Tuesday, April 21, 2009
Live in Glass Houses
My favorite ad campaign of the spring: this series from Burberry, which seems to capture an essence of Britishness that is spot on target with the brand's image and intended customer.
The setting: a greenhouse, arguably the best possible hangout at an English country manor (certainly the warmest). Home to seedlings, gardeners, spiders, and of course the sons and daughters of the titled nobility, sheltering under its glass panes to escape the natter in the main house (and in the spirit of that rural classic Withnail and I--indulge in some understandable altering of mood). The fashion (seemingly bedraggled trenchcoats, and hats that look like they're sodden, even bone dry) is of course the entire point, but in that brilliant English way, here seems somehow not terribly important at all.

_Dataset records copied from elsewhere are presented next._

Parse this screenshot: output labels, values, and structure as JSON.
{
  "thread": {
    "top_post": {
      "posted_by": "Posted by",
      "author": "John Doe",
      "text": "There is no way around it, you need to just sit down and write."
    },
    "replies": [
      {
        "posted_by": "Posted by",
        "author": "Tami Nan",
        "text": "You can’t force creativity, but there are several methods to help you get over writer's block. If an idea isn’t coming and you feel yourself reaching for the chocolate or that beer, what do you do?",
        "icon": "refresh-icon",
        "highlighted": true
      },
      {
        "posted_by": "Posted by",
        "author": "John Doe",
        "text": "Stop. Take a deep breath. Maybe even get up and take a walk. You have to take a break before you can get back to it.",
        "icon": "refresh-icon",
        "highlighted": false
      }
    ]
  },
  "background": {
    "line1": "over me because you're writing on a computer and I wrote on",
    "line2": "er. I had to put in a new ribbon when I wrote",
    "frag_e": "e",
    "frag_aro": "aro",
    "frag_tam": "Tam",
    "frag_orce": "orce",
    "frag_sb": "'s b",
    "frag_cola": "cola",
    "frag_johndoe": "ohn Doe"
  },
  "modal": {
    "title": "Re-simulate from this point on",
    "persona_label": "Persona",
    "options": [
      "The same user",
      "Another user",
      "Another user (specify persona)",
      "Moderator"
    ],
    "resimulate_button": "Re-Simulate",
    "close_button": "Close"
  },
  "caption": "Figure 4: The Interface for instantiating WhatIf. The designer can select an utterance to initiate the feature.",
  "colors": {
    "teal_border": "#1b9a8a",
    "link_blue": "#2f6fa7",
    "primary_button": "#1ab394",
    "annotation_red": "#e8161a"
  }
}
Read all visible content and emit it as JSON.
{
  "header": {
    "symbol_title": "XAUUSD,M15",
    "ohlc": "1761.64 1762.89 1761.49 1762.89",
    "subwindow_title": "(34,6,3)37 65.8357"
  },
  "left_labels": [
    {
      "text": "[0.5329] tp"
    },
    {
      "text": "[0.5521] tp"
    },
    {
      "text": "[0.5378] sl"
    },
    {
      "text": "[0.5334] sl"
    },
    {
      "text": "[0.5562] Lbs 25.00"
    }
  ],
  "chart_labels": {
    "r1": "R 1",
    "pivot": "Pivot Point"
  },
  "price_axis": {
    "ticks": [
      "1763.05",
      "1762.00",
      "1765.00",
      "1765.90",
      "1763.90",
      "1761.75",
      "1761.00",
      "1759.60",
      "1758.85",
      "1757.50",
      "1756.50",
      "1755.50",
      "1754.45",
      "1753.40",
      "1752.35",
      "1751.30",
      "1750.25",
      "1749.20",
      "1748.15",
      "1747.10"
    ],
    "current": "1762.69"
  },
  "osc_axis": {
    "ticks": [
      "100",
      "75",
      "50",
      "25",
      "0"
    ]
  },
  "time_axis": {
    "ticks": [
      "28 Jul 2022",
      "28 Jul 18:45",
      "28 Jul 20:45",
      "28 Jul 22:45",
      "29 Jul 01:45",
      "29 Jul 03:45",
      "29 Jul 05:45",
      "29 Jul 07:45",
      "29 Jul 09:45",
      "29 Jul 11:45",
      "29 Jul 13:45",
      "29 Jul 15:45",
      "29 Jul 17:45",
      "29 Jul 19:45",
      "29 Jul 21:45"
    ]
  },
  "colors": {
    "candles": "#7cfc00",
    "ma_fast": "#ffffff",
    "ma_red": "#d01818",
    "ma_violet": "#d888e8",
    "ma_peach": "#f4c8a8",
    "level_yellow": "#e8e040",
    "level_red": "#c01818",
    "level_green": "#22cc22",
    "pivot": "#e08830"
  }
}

Only one thing is missing. Where are the Wellie boots? The black patent footwear seems too urban for the setting. And by all means not the recent crop of "fashion" wellies. Now past their sell-by, these polka-dotted, rainbowed, and otherwise overly sunny versions are streaming to a glummer end in charity shops.
In this photo, only the proper, authentic green pvc gumboots would do. Made possible by Charles Goodyear's vulcanization process, first mass-produced by the French company Aigle, made ubiquitous by hard duty in the trenches of all sides participating in WWs I and II. They're the most sensible footgear ever worn by Kate Moss, who used them to brave the mud at Glastonbury, with microshorts. Wellie boots: a classic. Garden variety? Not at all.